Дриада принесла ей весть, и хозяйка безумной орды явилась из недр Шахты на руках огра Руго. Тот нервно озирался, облизывая кривые бивни, потому что его мучило нехорошее подозрение, что этот сраный фей, подменыш ихний, пережил и свалку на Общинном пляже, и огру вовсе не хотелось объяснять Кайрендал, почему гаденыш еще жив. Так что, обнаружив, что Яма, как и доложила дриада, пуста, Руго облегченно вздохнул.
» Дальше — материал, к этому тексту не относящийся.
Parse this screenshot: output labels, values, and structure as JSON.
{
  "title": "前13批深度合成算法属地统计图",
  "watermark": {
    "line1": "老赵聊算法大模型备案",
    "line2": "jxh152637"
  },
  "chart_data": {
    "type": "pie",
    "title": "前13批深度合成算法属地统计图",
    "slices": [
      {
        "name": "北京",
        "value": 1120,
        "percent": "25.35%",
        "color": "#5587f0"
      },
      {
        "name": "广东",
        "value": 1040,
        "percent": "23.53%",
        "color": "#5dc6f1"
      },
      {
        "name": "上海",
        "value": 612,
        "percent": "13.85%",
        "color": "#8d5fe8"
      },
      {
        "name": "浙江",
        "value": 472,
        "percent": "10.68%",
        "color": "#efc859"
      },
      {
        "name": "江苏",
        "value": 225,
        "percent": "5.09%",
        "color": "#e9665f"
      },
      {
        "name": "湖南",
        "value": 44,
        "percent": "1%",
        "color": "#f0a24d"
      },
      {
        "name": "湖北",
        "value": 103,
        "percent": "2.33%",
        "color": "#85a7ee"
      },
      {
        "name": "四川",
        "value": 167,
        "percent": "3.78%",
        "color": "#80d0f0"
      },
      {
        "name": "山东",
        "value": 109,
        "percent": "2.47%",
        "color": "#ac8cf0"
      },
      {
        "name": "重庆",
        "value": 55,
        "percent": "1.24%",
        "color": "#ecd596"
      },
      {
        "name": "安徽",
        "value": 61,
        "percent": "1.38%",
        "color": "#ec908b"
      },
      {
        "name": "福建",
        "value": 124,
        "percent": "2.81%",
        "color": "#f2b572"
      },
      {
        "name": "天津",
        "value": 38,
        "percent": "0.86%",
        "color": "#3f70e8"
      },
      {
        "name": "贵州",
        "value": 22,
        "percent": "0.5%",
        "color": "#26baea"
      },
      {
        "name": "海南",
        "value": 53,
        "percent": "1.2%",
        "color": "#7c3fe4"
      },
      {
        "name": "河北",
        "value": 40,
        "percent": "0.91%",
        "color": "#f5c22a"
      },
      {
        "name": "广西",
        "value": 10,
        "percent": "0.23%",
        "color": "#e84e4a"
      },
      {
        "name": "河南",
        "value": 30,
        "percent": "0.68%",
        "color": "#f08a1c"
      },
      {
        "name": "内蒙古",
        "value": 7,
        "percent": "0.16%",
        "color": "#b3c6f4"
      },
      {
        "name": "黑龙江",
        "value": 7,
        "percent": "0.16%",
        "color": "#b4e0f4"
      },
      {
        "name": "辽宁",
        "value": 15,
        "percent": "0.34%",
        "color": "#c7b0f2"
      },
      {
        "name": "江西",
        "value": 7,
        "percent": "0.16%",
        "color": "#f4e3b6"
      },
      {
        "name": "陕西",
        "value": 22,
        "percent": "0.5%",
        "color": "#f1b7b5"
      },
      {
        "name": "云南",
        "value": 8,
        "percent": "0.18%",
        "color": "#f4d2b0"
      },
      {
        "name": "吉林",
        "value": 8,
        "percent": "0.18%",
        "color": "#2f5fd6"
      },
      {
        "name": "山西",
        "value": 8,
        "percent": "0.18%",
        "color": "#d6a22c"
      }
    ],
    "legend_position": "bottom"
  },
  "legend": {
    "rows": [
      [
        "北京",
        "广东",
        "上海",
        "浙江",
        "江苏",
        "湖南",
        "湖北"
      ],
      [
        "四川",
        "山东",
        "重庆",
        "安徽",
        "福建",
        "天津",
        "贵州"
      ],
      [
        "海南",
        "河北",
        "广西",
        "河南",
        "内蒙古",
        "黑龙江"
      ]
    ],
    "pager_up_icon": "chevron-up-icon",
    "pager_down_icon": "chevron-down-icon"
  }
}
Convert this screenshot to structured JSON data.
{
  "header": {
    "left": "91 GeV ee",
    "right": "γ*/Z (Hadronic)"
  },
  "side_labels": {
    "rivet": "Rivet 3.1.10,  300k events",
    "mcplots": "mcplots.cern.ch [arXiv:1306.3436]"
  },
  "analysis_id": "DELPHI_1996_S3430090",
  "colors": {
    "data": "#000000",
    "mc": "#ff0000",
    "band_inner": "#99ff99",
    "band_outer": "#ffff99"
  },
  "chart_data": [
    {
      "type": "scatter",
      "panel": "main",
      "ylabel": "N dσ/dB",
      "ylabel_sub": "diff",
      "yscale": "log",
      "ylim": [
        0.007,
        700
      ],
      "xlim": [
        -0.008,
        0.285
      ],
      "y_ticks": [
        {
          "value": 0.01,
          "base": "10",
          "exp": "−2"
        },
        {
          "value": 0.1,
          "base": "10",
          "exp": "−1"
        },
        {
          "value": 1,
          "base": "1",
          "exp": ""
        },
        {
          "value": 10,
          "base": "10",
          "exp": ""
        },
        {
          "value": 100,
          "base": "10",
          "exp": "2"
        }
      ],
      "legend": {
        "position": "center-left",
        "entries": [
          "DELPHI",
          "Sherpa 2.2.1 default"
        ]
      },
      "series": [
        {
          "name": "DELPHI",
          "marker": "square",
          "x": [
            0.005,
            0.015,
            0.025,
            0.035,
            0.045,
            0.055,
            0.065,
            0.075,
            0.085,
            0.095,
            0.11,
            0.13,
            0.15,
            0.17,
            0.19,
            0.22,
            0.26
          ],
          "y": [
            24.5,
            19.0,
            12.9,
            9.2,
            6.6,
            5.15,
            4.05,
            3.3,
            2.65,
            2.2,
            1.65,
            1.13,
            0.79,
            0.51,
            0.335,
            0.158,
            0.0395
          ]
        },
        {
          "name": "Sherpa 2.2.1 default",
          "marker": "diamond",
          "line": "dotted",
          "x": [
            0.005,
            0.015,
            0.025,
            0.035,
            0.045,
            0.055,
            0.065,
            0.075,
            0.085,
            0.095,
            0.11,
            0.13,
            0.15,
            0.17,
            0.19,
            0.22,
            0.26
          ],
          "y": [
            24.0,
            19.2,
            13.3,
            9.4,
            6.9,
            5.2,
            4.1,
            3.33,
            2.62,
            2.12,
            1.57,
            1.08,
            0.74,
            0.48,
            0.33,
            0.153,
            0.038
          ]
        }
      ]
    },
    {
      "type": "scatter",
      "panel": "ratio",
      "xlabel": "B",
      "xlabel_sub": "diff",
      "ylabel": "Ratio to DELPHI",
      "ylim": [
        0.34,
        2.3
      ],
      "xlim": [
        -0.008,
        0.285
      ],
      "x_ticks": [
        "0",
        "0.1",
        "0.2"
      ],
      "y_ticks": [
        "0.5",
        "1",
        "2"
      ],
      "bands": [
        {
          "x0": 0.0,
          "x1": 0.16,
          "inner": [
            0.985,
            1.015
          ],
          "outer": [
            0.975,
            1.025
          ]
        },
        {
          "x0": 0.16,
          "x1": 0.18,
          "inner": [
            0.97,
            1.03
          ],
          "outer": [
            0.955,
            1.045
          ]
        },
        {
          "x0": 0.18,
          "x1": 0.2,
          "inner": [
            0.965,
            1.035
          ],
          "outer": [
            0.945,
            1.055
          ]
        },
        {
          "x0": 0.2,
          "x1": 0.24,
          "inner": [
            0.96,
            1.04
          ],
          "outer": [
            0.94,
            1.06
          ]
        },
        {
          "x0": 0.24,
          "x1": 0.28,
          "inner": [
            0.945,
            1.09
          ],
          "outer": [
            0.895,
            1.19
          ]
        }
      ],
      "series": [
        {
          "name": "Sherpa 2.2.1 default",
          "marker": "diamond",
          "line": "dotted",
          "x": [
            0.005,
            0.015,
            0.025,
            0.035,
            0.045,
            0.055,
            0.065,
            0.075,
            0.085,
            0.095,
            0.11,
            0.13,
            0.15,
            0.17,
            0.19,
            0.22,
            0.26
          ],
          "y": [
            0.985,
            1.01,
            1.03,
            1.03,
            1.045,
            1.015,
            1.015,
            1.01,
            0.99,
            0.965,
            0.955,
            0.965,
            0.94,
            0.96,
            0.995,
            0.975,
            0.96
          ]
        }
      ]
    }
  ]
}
Рядом с Руго волочился Жест, словно цепной пес, радостно послушный тычкам и приказам облаченного в броню своего сторожа, огриллонихи Тчако. Кровь еще сочилась из прокушенной клыками Кайрендал губы, а когда он глянул с галереи на сваленную у стен Ямы груду трупов, во рту заныло еще сильней. Он решил, что там, среди мертвецов, валяется, словно бревно в поленнице, его приятель Кейн, и подумал: «Лучше он, чем я».
И когда Кайрендал, а с ней Руго, Жест и Тчако вышли на свет, перворожденные, и камнеплеты, и огры, и все прочие заговорили одновременно, пытаясь объяснить, почему двери следует выломать именно таким способом, или другим, или еще что-нибудь; послышались злые окрики, и шум, и лязг стали.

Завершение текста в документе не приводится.